Of course, in Buddhism this "trust yourself" is part of shraddha (in Pali, saddha), which often is translated as "faith." But instead of placing faith in a belief system or in a "higher power," Buddhist faith is more about confidence or trust in oneself and one's practice.
But that takes us back to the game of Who Do You Trust? Whatever decision I made those years ago didn't lead to happily ever after, but to new sets of problems and new decisions to be made. What I was looking for at the time was a place where there weren't so many problems. I didn't know how to find such a place, so how could I trust myself to find it? Help!

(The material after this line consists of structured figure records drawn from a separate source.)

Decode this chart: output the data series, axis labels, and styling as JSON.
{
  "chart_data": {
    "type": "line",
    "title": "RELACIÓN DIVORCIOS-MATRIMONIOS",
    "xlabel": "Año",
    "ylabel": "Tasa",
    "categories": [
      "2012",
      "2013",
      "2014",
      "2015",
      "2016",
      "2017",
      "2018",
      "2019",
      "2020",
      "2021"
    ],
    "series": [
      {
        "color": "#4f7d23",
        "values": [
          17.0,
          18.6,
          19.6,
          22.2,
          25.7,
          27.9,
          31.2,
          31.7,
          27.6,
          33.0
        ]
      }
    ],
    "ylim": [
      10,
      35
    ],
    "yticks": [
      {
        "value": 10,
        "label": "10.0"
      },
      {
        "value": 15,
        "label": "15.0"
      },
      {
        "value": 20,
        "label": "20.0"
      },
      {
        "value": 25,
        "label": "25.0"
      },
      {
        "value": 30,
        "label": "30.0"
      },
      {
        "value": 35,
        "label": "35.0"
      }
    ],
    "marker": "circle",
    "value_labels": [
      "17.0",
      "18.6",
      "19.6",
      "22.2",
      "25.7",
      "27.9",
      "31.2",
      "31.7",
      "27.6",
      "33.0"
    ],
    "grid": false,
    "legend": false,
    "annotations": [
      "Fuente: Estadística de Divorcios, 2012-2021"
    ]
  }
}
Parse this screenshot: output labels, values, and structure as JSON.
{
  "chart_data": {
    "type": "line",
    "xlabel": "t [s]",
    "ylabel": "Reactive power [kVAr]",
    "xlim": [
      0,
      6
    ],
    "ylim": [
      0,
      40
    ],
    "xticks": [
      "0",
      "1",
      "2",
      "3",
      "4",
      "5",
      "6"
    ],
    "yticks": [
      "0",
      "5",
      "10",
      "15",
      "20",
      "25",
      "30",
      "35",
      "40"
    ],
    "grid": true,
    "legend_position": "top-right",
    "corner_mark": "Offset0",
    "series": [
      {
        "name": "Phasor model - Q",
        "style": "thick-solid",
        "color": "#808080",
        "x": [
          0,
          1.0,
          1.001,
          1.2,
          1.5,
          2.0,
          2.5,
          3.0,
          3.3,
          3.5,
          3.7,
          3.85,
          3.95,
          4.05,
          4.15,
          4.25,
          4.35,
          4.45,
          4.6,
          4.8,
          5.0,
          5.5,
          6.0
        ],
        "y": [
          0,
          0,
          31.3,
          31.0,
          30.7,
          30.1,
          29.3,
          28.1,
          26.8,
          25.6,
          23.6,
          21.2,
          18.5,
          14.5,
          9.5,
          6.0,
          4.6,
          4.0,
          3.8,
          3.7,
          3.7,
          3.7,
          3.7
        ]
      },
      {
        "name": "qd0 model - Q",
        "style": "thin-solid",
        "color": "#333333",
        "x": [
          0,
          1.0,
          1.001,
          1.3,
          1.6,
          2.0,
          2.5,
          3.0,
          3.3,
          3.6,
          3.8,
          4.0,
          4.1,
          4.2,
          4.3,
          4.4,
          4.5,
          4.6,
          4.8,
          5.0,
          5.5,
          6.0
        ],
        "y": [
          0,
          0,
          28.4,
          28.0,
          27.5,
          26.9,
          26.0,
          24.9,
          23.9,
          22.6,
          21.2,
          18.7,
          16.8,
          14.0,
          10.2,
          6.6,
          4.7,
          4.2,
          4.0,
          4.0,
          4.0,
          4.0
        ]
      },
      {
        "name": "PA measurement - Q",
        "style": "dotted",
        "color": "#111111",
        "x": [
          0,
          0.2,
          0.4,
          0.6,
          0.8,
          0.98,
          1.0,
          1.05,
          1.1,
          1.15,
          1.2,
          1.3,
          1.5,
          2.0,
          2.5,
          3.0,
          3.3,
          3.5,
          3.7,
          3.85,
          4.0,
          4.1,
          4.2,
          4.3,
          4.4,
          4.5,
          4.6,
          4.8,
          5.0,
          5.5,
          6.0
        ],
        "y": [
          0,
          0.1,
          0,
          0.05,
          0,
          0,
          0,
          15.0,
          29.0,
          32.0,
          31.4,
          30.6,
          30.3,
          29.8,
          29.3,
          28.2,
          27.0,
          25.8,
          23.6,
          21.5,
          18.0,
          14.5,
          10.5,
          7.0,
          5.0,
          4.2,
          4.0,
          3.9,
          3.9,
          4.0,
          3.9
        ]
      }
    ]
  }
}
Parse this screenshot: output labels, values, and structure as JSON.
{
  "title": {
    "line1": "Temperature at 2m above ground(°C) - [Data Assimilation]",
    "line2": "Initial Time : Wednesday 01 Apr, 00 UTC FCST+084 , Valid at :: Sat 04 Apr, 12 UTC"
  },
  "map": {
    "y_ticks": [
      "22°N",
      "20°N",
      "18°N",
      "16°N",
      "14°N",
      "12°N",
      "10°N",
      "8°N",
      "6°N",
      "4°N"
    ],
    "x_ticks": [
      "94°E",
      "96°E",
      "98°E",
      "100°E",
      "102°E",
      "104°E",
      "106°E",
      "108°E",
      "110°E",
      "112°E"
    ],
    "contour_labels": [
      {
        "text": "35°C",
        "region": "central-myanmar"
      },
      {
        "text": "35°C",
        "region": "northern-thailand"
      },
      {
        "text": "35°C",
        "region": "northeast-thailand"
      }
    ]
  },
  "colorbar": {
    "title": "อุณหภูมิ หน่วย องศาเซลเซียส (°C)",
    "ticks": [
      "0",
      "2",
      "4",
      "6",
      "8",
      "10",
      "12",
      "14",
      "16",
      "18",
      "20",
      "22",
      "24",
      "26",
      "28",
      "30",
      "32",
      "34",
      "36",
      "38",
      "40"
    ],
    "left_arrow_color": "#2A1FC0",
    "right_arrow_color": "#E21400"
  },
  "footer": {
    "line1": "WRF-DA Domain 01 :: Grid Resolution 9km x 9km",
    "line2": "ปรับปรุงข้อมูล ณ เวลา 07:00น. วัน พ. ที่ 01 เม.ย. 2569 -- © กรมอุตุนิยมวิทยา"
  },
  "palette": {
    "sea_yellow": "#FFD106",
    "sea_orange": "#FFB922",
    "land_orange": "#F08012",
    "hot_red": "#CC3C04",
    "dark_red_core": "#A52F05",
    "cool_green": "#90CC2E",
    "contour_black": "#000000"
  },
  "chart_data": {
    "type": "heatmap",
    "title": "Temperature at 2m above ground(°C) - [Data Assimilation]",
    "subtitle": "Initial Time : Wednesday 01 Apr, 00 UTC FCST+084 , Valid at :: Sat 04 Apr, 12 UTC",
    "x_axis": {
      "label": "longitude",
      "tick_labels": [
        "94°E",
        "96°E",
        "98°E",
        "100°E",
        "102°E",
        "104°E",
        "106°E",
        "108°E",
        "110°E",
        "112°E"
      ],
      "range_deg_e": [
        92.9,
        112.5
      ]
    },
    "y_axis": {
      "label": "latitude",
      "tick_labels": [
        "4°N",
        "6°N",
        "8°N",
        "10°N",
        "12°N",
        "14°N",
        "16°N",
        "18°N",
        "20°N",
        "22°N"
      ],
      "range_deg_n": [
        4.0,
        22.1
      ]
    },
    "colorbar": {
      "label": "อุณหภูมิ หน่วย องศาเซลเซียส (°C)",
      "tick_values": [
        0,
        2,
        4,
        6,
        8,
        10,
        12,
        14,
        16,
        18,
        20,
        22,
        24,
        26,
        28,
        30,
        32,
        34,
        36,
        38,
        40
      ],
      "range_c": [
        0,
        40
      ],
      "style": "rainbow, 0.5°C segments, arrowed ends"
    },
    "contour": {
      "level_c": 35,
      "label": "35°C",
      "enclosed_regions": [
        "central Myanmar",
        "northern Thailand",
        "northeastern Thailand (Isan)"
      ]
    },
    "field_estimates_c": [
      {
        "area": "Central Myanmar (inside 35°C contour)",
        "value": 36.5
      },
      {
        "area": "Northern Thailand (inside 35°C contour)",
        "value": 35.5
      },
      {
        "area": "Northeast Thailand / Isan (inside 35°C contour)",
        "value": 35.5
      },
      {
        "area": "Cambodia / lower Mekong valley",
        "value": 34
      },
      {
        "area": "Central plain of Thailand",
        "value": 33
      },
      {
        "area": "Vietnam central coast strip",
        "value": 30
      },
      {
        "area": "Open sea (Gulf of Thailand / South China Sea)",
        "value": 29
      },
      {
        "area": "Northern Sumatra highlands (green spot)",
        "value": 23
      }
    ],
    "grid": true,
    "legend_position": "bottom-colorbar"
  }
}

In a dharma discourse, my teacher said, "In order to trust yourself you have to let go of expectation." Oh-oh, this was even scarier. At the time the circumstances of my life were, well, let's just say, challenging. I kept myself going by looking forward to something better. But here the teacher was saying, trust just this moment, this circumstance. Very, very hard.
Of course, I was seeing myself and my life in a fragmented, one-sided say. I saw myself as a fixed thing trying to navigate a big, scary world of "other." And that perspective was, and is, the source of distrust.
There's a famous text attributed to a 6th century Chan master named Chien-chih Seng-ts'an (or Jianzhi Sengcan) called the "Hsin Hsin Ming," (or Xinxin Ming), which means "Faith Mind Inscription." Some translations render the title "The Mind of Absolute Trust."The Hsin Hsin Ming advises us to
Live neither in the entanglements of outer things nor in inner feelings of emptiness. ...
...Do not search for the truth; only cease to cherish opinions.
Do not remain in the dualistic state -- avoid such pursuits carefully.
If there is even a trace of this and that, of right and wrong, the Mind-essence will be lost in confusion.
The Mind-essence will be lost in confusion, indeed. And I'm not going to pretend I've got this issue completely licked; after all this time, it's an ongoing struggle.
Of course, this is not an intellectual exercise. You can't will yourself out of seeing dualisms. It takes dedicated practice. So, if "trusting yourself" seems too daunting, try trusting the practice.